- Born: 23 November 1931 London, England
- Died: 21 February 2018 (aged 86) Lister Hospital, Chelsea, London, England
- Occupation: Actress
- Spouse: John Standing ​ ​(m. 1961; div. 1972)​
- Children: 1

= Jill Melford =

British actress (1931–2018)

Jill Melford (23 November 1931 – 21 February 2018) was an English actress.

== Early career ==

Born in 1931, she was the daughter of the actor Jack Melford. She attended the Ballet Arts School in New York and made her theatre debut in 1949 as a dancer in a production of Oklahoma! in New York, before appearing in other Broadway performances.
In 1953, she performed in The Seven Year Itch on the London stage, she played Miss Nardis in the 1954 British crime drama film Murder by Proxy and later appeared in other stage plays. These include Auntie Mame, Ulysses in Night-time, The Life of the Party, The Right Honourable Gentleman, There's a Girl in My Soup, Not Now, Darling, Best of Friends and The Chairman. She has been described as "a tall, attractive redhead".
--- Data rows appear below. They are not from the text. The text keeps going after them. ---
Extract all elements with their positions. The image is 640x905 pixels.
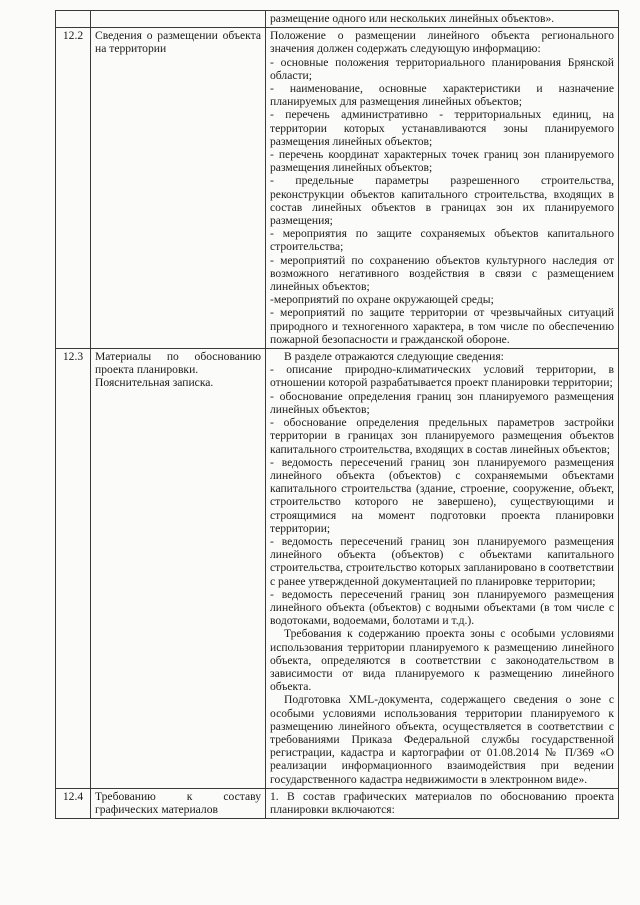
row-title: Требованию к составу графических материалов <box>91 788 266 818</box>
requirements-table-body <box>56 11 619 819</box>
content-paragraph: - ведомость пересечений границ зон планируемого размещения линейного объекта (объектов) с водными объектами (в том числе с водотоками, водоемами, болотами и т.д.). <box>270 587 614 628</box>
row-number: 12.2 <box>56 28 91 349</box>
row-title: Сведения о размещении объекта на территории <box>91 28 266 349</box>
row-title <box>91 349 266 789</box>
row-title-line: Материалы по обоснованию проекта планировки. <box>95 350 261 377</box>
row-content <box>266 349 619 789</box>
content-paragraph: - перечень административно - территориальных единиц, на территории которых устанавливаются зоны планируемого размещения линейных объектов; <box>270 108 614 148</box>
row-number: 12.3 <box>56 349 91 789</box>
content-paragraph: В разделе отражаются следующие сведения: <box>284 350 504 364</box>
row-title-line: Пояснительная записка. <box>95 376 214 390</box>
content-paragraph: - описание природно-климатических условий территории, в отношении которой разрабатывается проект планировки территории; <box>270 363 614 390</box>
content-paragraph: - основные положения территориального планирования Брянской области; <box>270 55 614 82</box>
content-paragraph: - предельные параметры разрешенного строительства, реконструкции объектов капитального строительства, входящих в состав линейных объектов в границах зон их планируемого размещения; <box>270 174 614 228</box>
content-paragraph: - мероприятий по сохранению объектов культурного наследия от возможного негативного воздействия в связи с размещением линейных объектов; <box>270 253 614 294</box>
row-content <box>266 788 619 818</box>
row-number: 12.4 <box>56 788 91 818</box>
row-title <box>91 11 266 28</box>
content-paragraph: - мероприятия по защите сохраняемых объектов капитального строительства; <box>270 227 614 254</box>
content-paragraph: - перечень координат характерных точек границ зон планируемого размещения линейных объектов; <box>270 148 614 175</box>
content-paragraph: - обоснование определения предельных параметров застройки территории в границах зон планируемого размещения объектов капитального строительства, входящих в состав линейных объектов; <box>270 416 614 456</box>
row-content <box>266 11 619 28</box>
content-paragraph: Подготовка XML-документа, содержащего сведения о зоне с особыми условиями использования территории планируемого к размещению линейного объекта, осуществляется в соответствии с требованиями Приказа Федеральной службы государственной регистрации, кадастра и картографии от 01.08.2014 № П/369 «О реализации информационного взаимодействия при ведении государственного кадастра недвижимости в электронном виде». <box>270 693 614 786</box>
content-paragraph: - ведомость пересечений границ зон планируемого размещения линейного объекта (объектов) с сохраняемыми объектами капитального строительства (здание, строение, сооружение, объект, строительство которого не завершено), существующими и строящимися на момент подготовки проекта планировки территории; <box>270 455 614 535</box>
content-paragraph: - наименование, основные характеристики и назначение планируемых для размещения линейных объектов; <box>270 82 614 109</box>
content-paragraph: - мероприятий по защите территории от чрезвычайных ситуаций природного и техногенного характера, в том числе по обеспечению пожарной безопасности и гражданской обороне. <box>270 306 614 346</box>
table-row <box>56 11 619 28</box>
requirements-table <box>55 10 619 819</box>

== Television and movies ==

Melford made her first UK television appearance in 1952 in The Three Hostages and her first movie, Will Any Gentleman...? in 1953 not long afterwards. In 1963, she starred with Norman Wisdom in the film comedy A Stitch in Time. Although she did not appear in the long running comedy series Father, Dear Father on UK ITV, Melford played the role of Georgie Thompson in the 1973 movie version and later had a recurring role as executive Toni Ross in the long running ITV soap Crossroads. She made several appearances in Danger Man (known as Secret Agent in the USA), “Sergeant Cork” (1963) and Taggart in 1993. Her other film credits included roles in The Servant (1963), Hot Enough for June (1964), Bunny Lake is Missing (1965), The Vengeance of She (1968), I Want What I Want (1972), The Greek Tycoon (1978), The Bitch (1979), Hussy (1980) and Edge of Sanity (1989). She made her last film appearance in Shoreditch in 2003.

==Personal life==
She was married to actor John Standing in 1961, they had a son called Alexander in 1965, and they divorced in 1972.